Mary Ellen Clark

Personal information
- Born: December 25, 1962 (age 63) Abington, Pennsylvania
- Height: 155 cm (5 ft 1 in)
- Weight: 54 kg (119 lb)

Sport
- Sport: Diving
- Event(s): 10-meter platform Springboard diving
- College team: Pennsylvania State University
- Club: Mission Bay Makos Divers
- Coached by: Bob Goldberg (Penn State) Ron O'Brien (Mission Bay) Vince Panzano (Ohio State)

Medal record
Women's diving
Representing the United States
Olympic Games
| Bronze medal – third place | 1992 Barcelona | 10 m platform |
| Bronze medal – third place | 1996 Atlanta | 10 m platform |

= Mary Ellen Clark =

American diver

Mary Ellen Clark (born December 25, 1962) is an American diver who won a bronze medal in 10-meter platform in both the 1992 and 1996 Summer Olympics. After retiring as a diving competitor, in 2004 she worked as a diving coach at Amherst and Mount Holyoke Colleges, and later at Wellesley College from 2012 to 2014. She has been the diving coach at Bryant University since 2024.

==Early life==
Clark was born on December 25, 1962, in Abington, Pennsylvania to a family of seven. Likely influencing her future athletic focus, her father Gene was an accomplished diver and team captain at Penn State University. Beginning to dive at the age of seven, she attended the national championships at age 10 and won a national championship at 15. She attended Radnor High School, where she was a State Champion as a Senior, graduating in 1981.

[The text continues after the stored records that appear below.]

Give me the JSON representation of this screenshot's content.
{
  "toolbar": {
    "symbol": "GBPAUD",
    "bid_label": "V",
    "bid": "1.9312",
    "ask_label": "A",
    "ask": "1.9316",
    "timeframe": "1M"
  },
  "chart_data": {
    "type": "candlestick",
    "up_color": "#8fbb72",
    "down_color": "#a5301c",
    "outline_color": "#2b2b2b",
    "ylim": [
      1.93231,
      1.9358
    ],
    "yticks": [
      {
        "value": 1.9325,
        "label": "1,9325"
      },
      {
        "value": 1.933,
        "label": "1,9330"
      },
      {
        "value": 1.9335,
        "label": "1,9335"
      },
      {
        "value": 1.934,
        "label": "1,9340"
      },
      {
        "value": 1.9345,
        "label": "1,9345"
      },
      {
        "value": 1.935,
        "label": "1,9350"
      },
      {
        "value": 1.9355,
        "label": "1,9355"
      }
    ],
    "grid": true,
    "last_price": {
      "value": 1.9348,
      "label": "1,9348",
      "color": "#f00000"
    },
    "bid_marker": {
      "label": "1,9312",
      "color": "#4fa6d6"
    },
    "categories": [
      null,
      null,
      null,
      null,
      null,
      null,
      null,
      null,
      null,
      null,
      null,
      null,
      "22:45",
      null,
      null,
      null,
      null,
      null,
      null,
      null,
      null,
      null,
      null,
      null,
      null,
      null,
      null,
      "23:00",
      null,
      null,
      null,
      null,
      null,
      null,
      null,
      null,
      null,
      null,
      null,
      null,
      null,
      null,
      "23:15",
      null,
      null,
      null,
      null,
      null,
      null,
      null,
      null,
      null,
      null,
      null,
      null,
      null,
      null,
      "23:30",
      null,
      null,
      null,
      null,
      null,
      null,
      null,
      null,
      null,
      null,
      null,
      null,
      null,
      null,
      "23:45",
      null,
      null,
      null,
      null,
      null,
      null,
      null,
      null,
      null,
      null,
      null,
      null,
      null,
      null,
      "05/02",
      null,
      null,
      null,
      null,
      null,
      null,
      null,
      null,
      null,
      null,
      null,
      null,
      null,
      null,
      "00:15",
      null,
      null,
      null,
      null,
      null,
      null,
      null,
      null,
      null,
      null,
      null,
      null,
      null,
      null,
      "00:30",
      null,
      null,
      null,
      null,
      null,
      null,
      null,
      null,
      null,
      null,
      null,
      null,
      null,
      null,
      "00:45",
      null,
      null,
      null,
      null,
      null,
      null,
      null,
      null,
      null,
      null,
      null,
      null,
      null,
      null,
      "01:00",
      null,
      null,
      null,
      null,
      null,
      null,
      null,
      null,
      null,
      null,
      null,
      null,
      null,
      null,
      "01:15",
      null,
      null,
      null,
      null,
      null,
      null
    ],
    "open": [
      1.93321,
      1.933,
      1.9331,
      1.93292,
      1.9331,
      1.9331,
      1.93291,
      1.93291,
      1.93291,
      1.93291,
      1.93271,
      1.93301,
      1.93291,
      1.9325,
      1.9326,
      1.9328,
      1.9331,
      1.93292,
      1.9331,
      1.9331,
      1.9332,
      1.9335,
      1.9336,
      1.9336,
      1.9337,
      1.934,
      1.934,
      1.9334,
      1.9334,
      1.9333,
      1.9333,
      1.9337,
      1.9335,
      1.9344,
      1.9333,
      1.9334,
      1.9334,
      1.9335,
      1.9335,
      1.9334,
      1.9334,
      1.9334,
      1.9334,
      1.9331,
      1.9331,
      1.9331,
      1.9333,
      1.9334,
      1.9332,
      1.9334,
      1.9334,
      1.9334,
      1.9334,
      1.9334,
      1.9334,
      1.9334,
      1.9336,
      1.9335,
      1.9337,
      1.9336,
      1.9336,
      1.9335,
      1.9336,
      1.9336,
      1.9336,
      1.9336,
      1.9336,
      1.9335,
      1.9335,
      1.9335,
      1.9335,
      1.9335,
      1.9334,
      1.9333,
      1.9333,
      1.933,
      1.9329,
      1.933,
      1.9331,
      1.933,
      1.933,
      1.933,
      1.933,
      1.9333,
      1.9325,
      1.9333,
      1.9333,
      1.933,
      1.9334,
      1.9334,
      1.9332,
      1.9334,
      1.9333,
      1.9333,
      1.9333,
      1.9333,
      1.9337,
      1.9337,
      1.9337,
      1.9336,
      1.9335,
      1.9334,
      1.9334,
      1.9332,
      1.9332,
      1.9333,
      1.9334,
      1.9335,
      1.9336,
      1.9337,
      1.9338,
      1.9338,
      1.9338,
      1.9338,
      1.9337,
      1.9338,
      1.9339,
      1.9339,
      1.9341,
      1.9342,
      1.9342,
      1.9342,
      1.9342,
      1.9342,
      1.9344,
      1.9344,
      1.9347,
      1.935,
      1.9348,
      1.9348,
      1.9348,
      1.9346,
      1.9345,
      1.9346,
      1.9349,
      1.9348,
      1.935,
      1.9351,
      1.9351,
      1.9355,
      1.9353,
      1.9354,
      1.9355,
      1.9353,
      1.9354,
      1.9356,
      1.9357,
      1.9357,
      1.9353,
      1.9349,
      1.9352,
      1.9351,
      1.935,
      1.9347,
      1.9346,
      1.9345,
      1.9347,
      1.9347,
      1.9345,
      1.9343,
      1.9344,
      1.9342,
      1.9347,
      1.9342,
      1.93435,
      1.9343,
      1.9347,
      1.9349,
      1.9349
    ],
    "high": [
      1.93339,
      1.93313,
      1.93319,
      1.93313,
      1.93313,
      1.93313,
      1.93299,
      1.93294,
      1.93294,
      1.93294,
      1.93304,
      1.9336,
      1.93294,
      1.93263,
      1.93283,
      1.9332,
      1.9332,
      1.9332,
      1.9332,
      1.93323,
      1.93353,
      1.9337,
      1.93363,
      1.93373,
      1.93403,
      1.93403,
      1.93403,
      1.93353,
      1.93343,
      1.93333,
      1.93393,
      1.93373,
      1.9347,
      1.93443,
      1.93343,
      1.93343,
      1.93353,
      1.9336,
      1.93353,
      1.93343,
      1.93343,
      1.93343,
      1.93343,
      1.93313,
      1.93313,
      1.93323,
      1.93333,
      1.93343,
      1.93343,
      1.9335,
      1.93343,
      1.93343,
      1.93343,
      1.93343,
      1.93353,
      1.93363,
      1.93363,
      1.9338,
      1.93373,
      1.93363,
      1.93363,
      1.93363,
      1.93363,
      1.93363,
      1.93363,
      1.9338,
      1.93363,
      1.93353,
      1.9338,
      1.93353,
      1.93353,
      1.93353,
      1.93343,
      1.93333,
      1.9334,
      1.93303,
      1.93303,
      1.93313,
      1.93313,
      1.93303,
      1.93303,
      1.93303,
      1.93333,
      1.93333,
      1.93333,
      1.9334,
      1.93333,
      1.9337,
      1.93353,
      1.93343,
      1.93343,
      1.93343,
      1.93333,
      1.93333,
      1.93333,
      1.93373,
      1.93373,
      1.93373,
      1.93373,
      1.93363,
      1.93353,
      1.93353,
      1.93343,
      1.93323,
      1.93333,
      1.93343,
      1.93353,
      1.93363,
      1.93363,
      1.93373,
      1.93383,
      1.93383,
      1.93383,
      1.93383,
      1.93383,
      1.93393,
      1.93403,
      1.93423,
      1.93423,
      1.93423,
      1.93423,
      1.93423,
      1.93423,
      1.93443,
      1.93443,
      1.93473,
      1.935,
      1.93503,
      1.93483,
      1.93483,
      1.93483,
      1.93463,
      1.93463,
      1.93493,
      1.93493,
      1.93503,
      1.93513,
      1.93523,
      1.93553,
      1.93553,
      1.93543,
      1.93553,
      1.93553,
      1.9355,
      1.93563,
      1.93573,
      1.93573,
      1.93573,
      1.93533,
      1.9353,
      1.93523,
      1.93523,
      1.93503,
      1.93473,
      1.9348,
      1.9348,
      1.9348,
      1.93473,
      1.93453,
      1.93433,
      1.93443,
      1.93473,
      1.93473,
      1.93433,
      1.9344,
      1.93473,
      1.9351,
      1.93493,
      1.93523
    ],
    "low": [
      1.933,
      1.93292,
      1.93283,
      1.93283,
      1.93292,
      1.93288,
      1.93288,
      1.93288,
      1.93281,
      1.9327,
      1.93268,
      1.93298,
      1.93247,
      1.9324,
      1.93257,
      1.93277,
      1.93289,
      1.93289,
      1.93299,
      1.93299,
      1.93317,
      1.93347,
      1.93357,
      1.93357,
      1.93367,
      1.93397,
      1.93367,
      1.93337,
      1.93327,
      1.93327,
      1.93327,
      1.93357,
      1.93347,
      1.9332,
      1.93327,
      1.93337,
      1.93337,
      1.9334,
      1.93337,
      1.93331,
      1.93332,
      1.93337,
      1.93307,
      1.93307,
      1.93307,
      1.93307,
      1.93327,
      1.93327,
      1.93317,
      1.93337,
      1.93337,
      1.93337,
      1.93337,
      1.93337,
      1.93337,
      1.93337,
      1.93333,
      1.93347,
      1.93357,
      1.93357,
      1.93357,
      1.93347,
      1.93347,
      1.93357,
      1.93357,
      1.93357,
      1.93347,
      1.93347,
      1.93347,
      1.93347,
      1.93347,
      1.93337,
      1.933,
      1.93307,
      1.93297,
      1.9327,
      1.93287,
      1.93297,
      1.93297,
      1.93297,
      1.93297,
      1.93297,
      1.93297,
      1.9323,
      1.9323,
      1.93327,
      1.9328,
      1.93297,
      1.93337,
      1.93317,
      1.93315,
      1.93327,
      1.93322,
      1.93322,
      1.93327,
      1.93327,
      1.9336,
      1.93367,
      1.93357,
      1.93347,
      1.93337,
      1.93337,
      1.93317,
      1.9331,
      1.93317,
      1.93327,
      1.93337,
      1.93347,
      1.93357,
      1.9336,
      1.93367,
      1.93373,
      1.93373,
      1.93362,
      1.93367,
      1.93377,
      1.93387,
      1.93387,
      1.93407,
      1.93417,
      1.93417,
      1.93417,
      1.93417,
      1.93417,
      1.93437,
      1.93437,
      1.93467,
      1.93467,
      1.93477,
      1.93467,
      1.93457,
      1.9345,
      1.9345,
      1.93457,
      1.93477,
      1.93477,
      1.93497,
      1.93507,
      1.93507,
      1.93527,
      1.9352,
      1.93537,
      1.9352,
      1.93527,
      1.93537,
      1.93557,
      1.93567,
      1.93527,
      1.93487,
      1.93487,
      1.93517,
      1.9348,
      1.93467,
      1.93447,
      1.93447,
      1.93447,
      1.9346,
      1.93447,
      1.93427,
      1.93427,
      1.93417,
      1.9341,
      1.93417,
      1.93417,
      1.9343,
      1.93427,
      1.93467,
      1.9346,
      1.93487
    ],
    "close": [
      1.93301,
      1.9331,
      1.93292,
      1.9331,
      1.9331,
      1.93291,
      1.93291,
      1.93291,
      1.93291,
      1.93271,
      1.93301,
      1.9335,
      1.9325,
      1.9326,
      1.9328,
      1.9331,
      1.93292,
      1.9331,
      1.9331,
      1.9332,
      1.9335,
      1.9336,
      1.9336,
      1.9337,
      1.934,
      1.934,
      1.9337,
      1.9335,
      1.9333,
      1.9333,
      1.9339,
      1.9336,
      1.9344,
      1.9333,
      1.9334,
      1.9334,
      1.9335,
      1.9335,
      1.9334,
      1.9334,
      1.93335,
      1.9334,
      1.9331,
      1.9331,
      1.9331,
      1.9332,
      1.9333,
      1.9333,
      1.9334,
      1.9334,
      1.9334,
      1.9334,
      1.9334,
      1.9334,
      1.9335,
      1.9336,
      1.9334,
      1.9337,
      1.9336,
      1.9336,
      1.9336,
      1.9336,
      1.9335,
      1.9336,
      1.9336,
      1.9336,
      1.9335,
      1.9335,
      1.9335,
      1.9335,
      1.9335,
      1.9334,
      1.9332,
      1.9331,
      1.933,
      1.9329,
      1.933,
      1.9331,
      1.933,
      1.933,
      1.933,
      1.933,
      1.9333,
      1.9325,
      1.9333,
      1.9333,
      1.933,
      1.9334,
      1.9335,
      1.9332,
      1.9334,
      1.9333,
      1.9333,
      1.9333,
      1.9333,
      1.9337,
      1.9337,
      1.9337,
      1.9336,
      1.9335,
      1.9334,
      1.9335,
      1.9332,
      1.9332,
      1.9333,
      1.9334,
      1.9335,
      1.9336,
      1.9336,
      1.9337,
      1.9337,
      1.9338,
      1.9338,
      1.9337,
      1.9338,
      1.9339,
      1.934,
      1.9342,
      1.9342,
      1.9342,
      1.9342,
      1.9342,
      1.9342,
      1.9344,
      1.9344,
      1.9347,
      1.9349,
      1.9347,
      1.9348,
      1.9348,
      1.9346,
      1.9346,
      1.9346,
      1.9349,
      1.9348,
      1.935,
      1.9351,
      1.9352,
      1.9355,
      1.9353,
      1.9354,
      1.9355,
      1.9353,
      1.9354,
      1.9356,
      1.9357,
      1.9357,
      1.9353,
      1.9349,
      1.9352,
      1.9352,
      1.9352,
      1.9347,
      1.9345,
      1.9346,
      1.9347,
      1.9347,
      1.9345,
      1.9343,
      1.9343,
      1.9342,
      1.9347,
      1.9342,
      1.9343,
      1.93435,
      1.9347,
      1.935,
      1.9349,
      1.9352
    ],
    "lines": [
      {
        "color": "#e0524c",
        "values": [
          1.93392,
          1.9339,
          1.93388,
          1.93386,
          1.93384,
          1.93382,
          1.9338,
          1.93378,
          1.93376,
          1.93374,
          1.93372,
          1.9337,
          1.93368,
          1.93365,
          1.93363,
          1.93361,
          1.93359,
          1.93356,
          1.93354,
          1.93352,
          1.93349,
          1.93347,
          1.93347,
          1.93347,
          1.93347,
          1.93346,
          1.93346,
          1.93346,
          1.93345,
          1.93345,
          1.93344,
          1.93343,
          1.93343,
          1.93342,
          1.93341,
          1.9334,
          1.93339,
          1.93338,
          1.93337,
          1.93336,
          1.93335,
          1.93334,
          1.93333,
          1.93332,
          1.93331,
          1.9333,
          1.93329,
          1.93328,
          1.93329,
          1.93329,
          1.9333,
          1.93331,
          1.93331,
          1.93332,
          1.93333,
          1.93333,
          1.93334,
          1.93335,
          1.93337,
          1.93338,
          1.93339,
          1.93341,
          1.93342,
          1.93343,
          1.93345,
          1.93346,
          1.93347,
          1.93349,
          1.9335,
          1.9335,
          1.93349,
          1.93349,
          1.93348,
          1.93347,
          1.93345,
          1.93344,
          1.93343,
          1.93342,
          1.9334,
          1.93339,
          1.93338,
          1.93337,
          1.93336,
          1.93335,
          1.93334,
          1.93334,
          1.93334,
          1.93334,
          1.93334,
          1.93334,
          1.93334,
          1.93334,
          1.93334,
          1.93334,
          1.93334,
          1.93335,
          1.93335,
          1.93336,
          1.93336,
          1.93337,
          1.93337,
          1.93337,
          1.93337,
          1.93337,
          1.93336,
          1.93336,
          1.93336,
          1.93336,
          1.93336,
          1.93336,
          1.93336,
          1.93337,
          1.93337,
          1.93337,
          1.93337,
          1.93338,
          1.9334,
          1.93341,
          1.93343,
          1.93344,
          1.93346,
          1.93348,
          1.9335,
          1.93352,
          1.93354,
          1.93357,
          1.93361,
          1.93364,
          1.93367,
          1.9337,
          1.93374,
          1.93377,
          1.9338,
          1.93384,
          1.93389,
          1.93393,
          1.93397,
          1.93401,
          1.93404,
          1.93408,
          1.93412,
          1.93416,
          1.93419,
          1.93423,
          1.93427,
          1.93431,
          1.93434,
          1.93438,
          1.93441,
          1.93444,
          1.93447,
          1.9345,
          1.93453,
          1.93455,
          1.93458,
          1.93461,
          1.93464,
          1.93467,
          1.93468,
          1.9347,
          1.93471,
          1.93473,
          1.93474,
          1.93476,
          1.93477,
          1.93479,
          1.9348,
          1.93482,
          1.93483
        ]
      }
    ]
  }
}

She received her B.S. in Health and Physical Education in 1985 from Pennsylvania State University where she competed for the Lady Lion's Head Coach Bob Goldberg, and Assistant Coach Nancy Jannarone. As a Freshman in mid-March, 1982, she won titles in both the 1 and 3-meter springboard at the Eastern Association Championship, as part of Intercollegiate Athletics for Women, qualifying for the National Championships in Austin, Texas. At Pennsylvania State, Clark was swim team captain her senior year. After graduating Pen State, and focusing more on the platform event, she was a National Champion in Platform diving in 1987, and 1992.

Clark attended the 1988 Olympic trials but finished seventh in her specialty, the 10-meter platform, putting her well out of the running to qualify. In an equally disappointing turn of events, she left the trials suffering from a left shoulder injury which required surgery, but she eventually recovered.

She received her M.S. in Health and Physical Education from Ohio State University in 1991, where she continued to train as an elite diver with OSU Diving Coach Vince Panzano. After completing her master's degree and training with Vince Panzano at Ohio State, she moved to Florida to train with Ron O'Brien's Mission Bay Diving Team around 1991.

==Olympics==
She won Olympic bronze medals in 10-meter platform diving at the 1992 and 1996 Summer Olympics.

===Diving highlights===
She suffered with vertigo, which resulted in dizzy spells that began to bother her in 1992. She missed all of the 1995 season as they increased in frequency. She went through natural holistic therapies to treat her disorder, and resumed her diving career.( Source: "Radical Cures." from A&E Channel program. "Mysteries of the Unexplained". uploaded from doc spots in YouTube)

She was a member of the United States National Diving Team beginning in 1996. She was a three-time member of the United States Pan American Team and a seven-time National Champion. Clark won seven US titles, five on platform and two in springboard diving. In 1994 she was a triple national champion, winning the platform and taking first-place finishes on both the 1 and 3-meter springboards.

===Coaching diving===
She began as the Head Diving Coach at Amherst College and Mount Holyoke College in 2004, and served as the diving coach at Amherst Regional High School (Amherst, Massachusetts).

She coached three Amherst College divers to NCAA Division III Nationals qualifications in the 2007–2008 season, and one of her divers, Kai Robinson, was the 2008 NCAA Division III Men's National Diving Champion on both the 1 and 3 meter boards.

She coached the Wellesley College diving team from 2012 to 2014.

She has been the coach at Bryant University since 2024.

===Honors===
Clark was voted one of the "Top-10 women athletes in America" in 1996" by the USOC. In 2008, Clark received New England Small College Athletic Conference Diving Coach of the Year honors, as well as NCAA Division III Diving Coach of the Year honors.